Im Mittelpunkt der Präsentation standen die Bedeutung von Batteriespeichern für die Energiewende sowie die Vorteile für Netzstabilität, Versorgungssicherheit und die Standortgemeinde. Nach Angaben des Unternehmens können Batteriespeicher überschüssige Energie aus Wind- und Solaranlagen speichern und bei erhöhtem Strombedarf wieder einspeisen. Dadurch würden Stromnetze stabilisiert, Nachfragespitzen abgefedert und fossile Energieträger reduziert.
Besonders hervorgehoben wurde die Bedeutung solcher Anlagen für die Versorgungssicherheit. Batteriespeicher könnten bei Stromausfällen als Reserve dienen und kritische Infrastruktur, Unternehmen sowie Haushalte unterstützen. Zudem trügen sie zur Stabilisierung des Stromnetzes und zur Verringerung von Preisschwankungen bei.
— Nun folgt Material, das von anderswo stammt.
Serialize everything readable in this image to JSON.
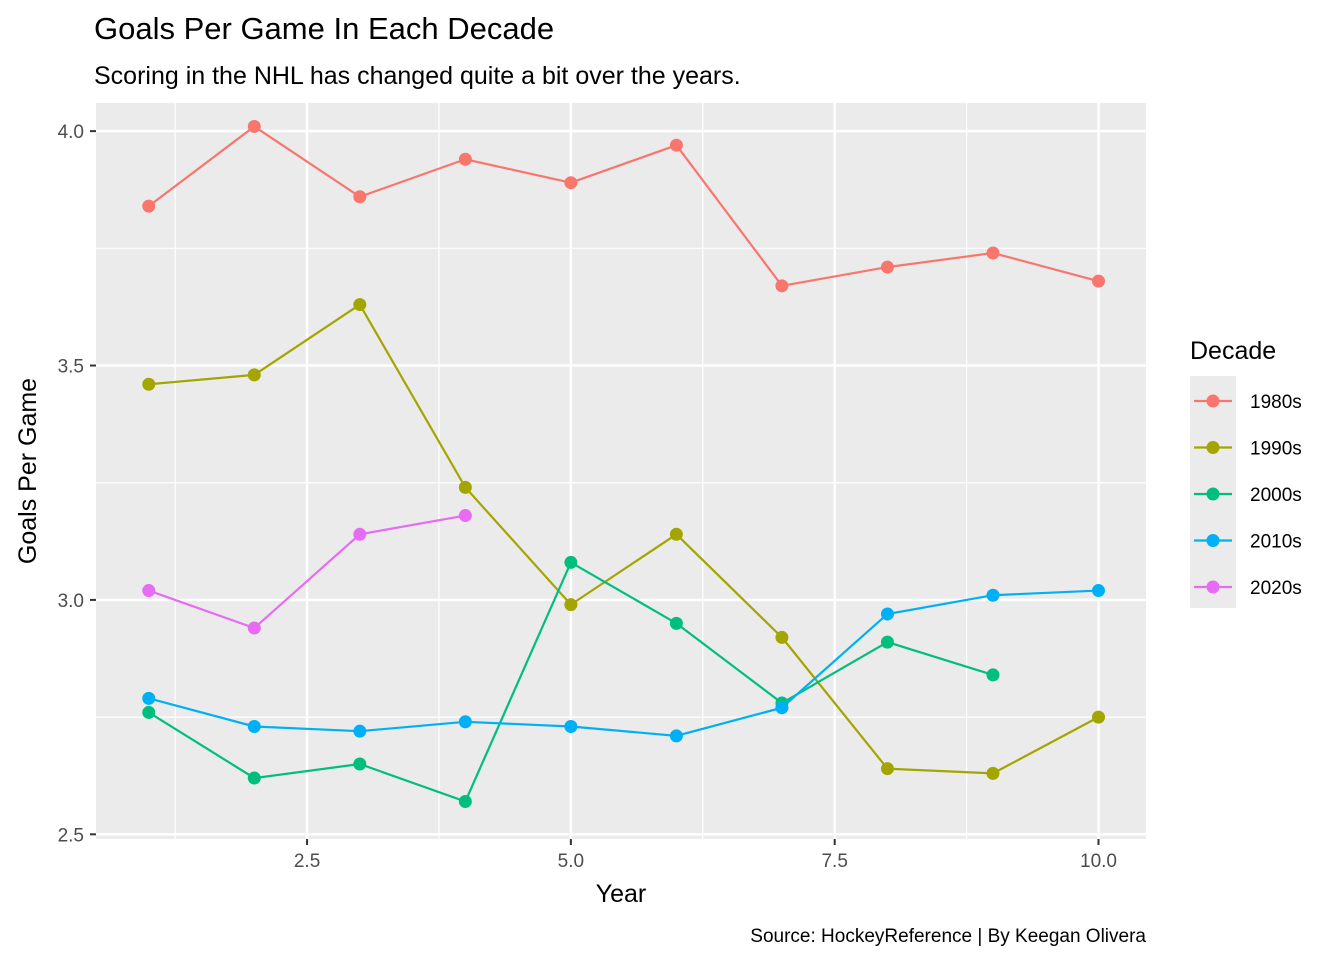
{
  "chart_data": {
    "type": "line",
    "title": "Goals Per Game In Each Decade",
    "subtitle": "Scoring in the NHL has changed quite a bit over the years.",
    "xlabel": "Year",
    "ylabel": "Goals Per Game",
    "caption": "Source: HockeyReference | By Keegan Olivera",
    "xlim": [
      0.5,
      10.45
    ],
    "ylim": [
      2.49,
      4.06
    ],
    "x_ticks": [
      2.5,
      5.0,
      7.5,
      10.0
    ],
    "x_tick_labels": [
      "2.5",
      "5.0",
      "7.5",
      "10.0"
    ],
    "y_ticks": [
      2.5,
      3.0,
      3.5,
      4.0
    ],
    "y_tick_labels": [
      "2.5",
      "3.0",
      "3.5",
      "4.0"
    ],
    "grid": true,
    "legend": {
      "title": "Decade",
      "position": "right"
    },
    "series": [
      {
        "name": "1980s",
        "color": "#F8766D",
        "x": [
          1,
          2,
          3,
          4,
          5,
          6,
          7,
          8,
          9,
          10
        ],
        "y": [
          3.84,
          4.01,
          3.86,
          3.94,
          3.89,
          3.97,
          3.67,
          3.71,
          3.74,
          3.68
        ]
      },
      {
        "name": "1990s",
        "color": "#A3A500",
        "x": [
          1,
          2,
          3,
          4,
          5,
          6,
          7,
          8,
          9,
          10
        ],
        "y": [
          3.46,
          3.48,
          3.63,
          3.24,
          2.99,
          3.14,
          2.92,
          2.64,
          2.63,
          2.75
        ]
      },
      {
        "name": "2000s",
        "color": "#00BF7D",
        "x": [
          1,
          2,
          3,
          4,
          5,
          6,
          7,
          8,
          9
        ],
        "y": [
          2.76,
          2.62,
          2.65,
          2.57,
          3.08,
          2.95,
          2.78,
          2.91,
          2.84
        ]
      },
      {
        "name": "2010s",
        "color": "#00B0F6",
        "x": [
          1,
          2,
          3,
          4,
          5,
          6,
          7,
          8,
          9,
          10
        ],
        "y": [
          2.79,
          2.73,
          2.72,
          2.74,
          2.73,
          2.71,
          2.77,
          2.97,
          3.01,
          3.02
        ]
      },
      {
        "name": "2020s",
        "color": "#E76BF3",
        "x": [
          1,
          2,
          3,
          4
        ],
        "y": [
          3.02,
          2.94,
          3.14,
          3.18
        ]
      }
    ]
  }
}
Auch die wirtschaftlichen Auswirkungen für die Gemeinde wurden thematisiert. Laut Isenau könne ein Batteriespeicher mit einer Leistung von 350 Megawatt durchschnittliche Gewerbesteuereinnahmen von rund 3,3 Millionen Euro pro Jahr generieren. Über eine mögliche Betriebsdauer von 25 Jahren ergäben sich damit Einnahmen von mehr als 80 Millionen Euro.
Im Bereich Sicherheit und Brandschutz erläuterte das Unternehmen die geplante Nutzung moderner Lithium-Eisenphosphat-Technologie, die als besonders sicher und weniger störanfällig gelte. Vorgesehen seien automatische Überwachungs- und Löschsysteme innerhalb der Containeranlagen sowie umfassende Sicherheitskonzepte zur lokalen Begrenzung möglicher Störungen. Die örtliche Feuerwehr werde vor Inbetriebnahme entsprechend eingewiesen.
Ein weiterer Schwerpunkt lag auf den zu erwartenden Schallemissionen. Nach Angaben der vorgestellten Gutachten würden sämtliche gesetzlich vorgeschriebenen Grenzwerte der TA Lärm an den umliegenden Wohngebäuden eingehalten, teilweise sogar deutlich unterschritten. Die hauptsächlichen Geräuschquellen seien Kühlungslüfter; laute Motoren oder dauerhafte Maschinengeräusche entstünden nicht. Die Geräuschentwicklung liege nach Darstellung des Unternehmens teilweise auf dem Niveau eines ruhigen Wohngebietes in der Nacht.
Im Anschluss an die Präsentation nutzten zahlreiche Teilnehmende die Gelegenheit, Fragen zu Themen wie Sicherheit, Lärmschutz, Netzausbau, Flächenverbrauch und langfristigen Auswirkungen für die Gemeinde zu stellen.
Die Gemeinde begrüßte das Interesse an der Veranstaltung und kündigte an, die Öffentlichkeit auch im weiteren Verlauf des Projektes transparent über die nächsten Schritte zu informieren.